Many things make up a safe, playable infield skin on a baseball or softball field. No matter the age group, skill level, or budget situation of your facility, a properly graded infield will provide significant value regarding safety, playability, and protecting your material investment. 

A common misconception around baseball and softball fields is that the game is played on grass and “dirt.” Though that isn’t false, it isn’t entirely true, either. Infield mix and engineered soil are better ways to describe the skin portion of an infield rather than “dirt.” Sand, silt, and clay make up an infield mix, and there are many options for these throughout the country. Typically, these mixes are 60–75% sand and 25–40% silt and clay. We recently launched a new line of infield products, including an infield mix with an SCR of 0.5–1.0.

Once you’ve decided on an infield mix that’s best for you, having it installed during new construction or amended into your current mix requires laser grading. Laser grading uses laser technology to grade an infield to the desired slope. Too steep of a slope will result in loss of field material to areas you don’t want it, and too flat of a slope will mean the field doesn’t shed the water as designed. Simply adding material to a low area and using the naked eye is not going to solve the problem. It will most likely move the standing water to another area or create a high area that needs to be leveled out.
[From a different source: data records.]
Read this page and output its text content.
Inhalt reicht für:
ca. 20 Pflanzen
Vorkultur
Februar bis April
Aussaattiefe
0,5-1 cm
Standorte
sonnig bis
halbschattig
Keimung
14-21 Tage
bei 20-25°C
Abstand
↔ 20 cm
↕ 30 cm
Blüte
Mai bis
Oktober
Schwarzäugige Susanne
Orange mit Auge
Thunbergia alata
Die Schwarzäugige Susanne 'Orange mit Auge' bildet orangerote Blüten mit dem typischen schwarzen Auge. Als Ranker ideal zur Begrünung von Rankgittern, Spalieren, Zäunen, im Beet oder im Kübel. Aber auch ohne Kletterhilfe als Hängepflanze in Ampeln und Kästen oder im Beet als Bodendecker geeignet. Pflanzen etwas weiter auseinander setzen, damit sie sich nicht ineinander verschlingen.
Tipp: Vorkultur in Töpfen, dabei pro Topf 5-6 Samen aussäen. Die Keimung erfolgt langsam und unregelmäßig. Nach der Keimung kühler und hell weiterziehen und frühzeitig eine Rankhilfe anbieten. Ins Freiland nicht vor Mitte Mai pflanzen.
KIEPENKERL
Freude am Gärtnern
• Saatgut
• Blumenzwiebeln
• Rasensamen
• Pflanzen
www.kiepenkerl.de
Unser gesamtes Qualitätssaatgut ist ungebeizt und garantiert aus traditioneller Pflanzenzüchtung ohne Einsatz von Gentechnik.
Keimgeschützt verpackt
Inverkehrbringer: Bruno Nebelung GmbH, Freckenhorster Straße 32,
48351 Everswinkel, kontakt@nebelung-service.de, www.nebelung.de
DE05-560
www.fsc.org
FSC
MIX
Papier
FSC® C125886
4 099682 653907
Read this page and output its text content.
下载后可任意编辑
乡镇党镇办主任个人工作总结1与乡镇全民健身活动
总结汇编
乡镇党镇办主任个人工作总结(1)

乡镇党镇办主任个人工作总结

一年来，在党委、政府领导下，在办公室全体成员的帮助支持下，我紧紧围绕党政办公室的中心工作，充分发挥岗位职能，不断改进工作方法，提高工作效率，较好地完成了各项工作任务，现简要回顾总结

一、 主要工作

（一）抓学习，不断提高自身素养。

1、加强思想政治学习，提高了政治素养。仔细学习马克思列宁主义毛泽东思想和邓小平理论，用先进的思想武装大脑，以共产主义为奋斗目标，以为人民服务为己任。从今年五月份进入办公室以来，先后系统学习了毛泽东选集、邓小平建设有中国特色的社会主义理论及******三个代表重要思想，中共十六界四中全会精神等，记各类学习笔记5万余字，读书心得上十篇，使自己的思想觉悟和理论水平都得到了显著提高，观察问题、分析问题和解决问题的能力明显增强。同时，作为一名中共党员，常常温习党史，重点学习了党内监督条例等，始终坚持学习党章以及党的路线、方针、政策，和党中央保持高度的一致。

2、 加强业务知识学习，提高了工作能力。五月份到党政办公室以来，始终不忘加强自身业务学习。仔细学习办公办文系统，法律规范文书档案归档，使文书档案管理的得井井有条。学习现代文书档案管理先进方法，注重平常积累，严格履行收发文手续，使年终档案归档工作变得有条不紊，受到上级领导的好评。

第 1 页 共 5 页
A good comparison to a properly graded infield is a properly graded stretch of road. There’s still water on the road after a rain, but the water will eventually shed off the road toward the designed drainage system. An infield is no different. Once the material is placed on the field and graded, a roller should compact it down to create a smooth, safe, and playable surface that will shed most of the water that falls on it.

After the field has been rolled, adding a quarter inch to half inch of calcined clay or expanded shale conditioner is recommended to help manage moisture on the field as well. Our new line includes three calcined clay conditioners with difference mesh sizes and uses.

Like a stretch of road, an infield skin will eventually need repair as freezing, thawing, maintenance practices, and significant use will create imperfections on the surface. Laser grading your infield annually, preferably in the fall when play is complete, is the best practice. This ensures any high spots have material moved to low areas, maintaining a safe and smooth surface. Adding a load of material every other year and having that graded is another good option.

Protecting the players from injury and protecting the investment of field material are two key values of a properly graded infield. Being able to play on the field as fast as possible to reduce a delay after a rain event is another. All three require some planning to create a properly graded surface.